L’autre candidate, la professeur­e Corinne Gendron, de l’École des sciences de la gestion de l’UQAM, dit « respecter la décision du comité de sélection», même si elle en est «déçue».

Une communauté divisée

Le processus de nomination du recteur de l’UQAM est complexe. Un comité de sélection est d’abord formé, qui regroupe cinq membres — outre la présidente du C.A. de l’UQAM, il inclut deux membres du C.A. et deux membres de l’Assemblée des gouverneur­s de l’Université du Québec.

Ce comité lance un appel de candidatur­es et peut solliciter des candidats potentiels. Le comité rencontre les candidats en entrevue, organise une séance d’échanges entre les candidats et la communauté universita­ire, puis lance une vaste consultati­on de la communauté (1452 personnes, dont 1147 professeur­s, 126 cadres et des représenta­nts d’étudiants, de chargés de cours, de divers syndicats et de diplômés).

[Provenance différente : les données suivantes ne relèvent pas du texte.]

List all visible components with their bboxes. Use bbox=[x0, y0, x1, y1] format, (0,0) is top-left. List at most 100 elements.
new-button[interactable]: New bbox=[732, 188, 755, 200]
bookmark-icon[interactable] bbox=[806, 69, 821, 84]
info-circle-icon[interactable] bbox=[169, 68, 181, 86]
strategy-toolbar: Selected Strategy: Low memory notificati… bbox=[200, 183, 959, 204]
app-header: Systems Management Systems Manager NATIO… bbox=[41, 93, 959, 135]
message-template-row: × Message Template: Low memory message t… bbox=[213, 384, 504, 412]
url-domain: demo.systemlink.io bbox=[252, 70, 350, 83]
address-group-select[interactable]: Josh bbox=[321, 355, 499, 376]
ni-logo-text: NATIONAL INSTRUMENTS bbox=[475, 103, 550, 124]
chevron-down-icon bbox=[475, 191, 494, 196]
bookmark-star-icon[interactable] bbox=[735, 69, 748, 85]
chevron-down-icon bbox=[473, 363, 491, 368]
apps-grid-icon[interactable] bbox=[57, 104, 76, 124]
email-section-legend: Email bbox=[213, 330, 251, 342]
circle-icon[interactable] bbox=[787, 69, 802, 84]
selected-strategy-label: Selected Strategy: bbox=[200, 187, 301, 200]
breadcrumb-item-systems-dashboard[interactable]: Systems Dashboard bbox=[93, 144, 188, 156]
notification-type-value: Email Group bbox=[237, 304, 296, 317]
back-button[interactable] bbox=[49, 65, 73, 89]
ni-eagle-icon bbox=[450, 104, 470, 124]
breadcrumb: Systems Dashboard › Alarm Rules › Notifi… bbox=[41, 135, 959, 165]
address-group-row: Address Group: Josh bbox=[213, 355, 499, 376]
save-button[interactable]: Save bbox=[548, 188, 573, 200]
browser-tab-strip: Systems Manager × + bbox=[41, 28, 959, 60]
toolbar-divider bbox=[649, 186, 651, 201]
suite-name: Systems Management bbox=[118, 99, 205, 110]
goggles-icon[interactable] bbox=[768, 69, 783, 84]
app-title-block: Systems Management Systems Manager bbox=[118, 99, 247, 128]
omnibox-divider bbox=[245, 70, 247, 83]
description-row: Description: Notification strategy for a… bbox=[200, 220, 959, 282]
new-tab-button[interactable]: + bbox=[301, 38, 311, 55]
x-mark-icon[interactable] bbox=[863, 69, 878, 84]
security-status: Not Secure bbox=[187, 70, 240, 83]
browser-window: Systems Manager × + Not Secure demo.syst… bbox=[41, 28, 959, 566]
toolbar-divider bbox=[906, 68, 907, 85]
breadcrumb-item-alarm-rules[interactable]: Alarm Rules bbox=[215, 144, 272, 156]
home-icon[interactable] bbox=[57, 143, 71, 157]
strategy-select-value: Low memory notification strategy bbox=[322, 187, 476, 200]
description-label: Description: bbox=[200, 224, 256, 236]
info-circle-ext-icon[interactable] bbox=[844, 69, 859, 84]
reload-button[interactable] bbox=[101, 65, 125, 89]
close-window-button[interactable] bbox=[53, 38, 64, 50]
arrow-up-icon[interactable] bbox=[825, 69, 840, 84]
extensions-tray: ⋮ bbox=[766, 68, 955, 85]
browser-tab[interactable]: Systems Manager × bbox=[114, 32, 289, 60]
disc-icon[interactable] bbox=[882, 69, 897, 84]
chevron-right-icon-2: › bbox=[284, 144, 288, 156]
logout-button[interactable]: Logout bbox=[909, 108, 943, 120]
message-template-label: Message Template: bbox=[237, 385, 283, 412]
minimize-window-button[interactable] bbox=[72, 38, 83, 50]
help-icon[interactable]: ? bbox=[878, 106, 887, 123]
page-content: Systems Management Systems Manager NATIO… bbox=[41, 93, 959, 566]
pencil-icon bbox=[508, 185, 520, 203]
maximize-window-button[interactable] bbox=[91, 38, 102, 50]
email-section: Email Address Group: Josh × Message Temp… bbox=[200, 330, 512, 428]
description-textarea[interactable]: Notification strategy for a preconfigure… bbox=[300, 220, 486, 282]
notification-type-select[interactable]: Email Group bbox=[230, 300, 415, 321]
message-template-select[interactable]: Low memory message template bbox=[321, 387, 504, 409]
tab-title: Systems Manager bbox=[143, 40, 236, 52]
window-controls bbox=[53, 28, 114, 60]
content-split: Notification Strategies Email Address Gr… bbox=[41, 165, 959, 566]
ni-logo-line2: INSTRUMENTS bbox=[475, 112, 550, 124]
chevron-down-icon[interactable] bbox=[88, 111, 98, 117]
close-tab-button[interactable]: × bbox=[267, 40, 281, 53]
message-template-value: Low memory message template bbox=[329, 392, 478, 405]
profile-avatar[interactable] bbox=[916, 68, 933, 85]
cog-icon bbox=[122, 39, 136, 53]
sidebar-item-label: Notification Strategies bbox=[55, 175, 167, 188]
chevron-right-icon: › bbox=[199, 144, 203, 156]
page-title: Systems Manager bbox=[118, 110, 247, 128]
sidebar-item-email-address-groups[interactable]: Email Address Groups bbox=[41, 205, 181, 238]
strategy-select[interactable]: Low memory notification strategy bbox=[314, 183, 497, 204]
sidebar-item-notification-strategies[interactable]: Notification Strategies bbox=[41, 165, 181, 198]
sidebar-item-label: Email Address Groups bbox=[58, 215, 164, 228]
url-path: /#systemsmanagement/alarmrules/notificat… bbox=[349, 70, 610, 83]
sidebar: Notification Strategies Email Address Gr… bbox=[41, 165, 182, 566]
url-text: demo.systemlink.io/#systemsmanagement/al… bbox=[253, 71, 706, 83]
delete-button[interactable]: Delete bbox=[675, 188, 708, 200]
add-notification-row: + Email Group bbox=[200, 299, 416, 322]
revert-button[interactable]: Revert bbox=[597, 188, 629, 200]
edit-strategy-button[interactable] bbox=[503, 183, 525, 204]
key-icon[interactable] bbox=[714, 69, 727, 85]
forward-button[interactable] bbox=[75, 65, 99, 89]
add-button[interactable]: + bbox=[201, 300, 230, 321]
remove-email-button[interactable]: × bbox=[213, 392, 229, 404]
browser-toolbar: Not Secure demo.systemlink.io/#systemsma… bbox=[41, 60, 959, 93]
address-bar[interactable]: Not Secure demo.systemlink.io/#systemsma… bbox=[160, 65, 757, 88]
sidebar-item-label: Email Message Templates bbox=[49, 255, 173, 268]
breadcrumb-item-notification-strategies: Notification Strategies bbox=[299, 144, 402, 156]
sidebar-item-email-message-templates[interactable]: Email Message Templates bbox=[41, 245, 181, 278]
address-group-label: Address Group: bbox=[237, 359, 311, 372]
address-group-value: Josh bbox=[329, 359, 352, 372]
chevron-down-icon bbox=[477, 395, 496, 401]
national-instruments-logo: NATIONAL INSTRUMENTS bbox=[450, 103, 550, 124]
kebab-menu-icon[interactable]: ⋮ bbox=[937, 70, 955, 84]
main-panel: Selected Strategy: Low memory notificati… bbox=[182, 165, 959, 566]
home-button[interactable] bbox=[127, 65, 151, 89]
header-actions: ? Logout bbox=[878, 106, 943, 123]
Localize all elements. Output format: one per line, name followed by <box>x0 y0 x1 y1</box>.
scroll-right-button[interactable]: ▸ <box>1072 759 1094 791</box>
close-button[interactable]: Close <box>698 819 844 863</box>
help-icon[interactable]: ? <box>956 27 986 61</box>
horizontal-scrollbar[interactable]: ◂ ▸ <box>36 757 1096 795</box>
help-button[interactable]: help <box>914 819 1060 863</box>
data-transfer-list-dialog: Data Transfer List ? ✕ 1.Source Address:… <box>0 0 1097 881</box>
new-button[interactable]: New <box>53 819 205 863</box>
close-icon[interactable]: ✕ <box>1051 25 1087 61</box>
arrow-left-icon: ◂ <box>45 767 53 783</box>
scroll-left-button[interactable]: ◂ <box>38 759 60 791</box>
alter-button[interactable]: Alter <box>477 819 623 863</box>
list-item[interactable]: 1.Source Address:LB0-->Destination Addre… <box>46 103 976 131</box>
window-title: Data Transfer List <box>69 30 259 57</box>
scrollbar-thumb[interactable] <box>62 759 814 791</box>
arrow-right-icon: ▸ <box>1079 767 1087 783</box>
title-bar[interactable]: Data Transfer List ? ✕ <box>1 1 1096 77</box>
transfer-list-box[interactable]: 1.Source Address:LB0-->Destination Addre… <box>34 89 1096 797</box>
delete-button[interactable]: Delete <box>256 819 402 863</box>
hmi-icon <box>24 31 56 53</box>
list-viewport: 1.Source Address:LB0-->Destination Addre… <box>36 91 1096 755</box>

Deux périodes de consultati­on, tenues au mois de mai, témoignent de profondes divisions au sein de l’UQAM: LucAlain Giraldeau a obtenu l’appui écrasant de 92,6% des cadres de l’établissem­ent au deuxième tour, tandis que Corinne Gendron a obtenu la majorité des voix des chargés de cours, des syndicats et des associatio­ns étudiantes.

Les professeur­s sont divisés: ils ont accordé 49,9% des voix à Mme Gendron, 47,1% à M. Giraldeau et 3 % à aucun candidat.

Ces résultats serrés « témoignent de l’impossibil­ité d’arriver à une réponse vraiment concluante », a indiqué mardi Lise Bissonnett­e, présidente du C.A. de l’UQAM et du comité de sélection, dans un message à la communauté universita­ire.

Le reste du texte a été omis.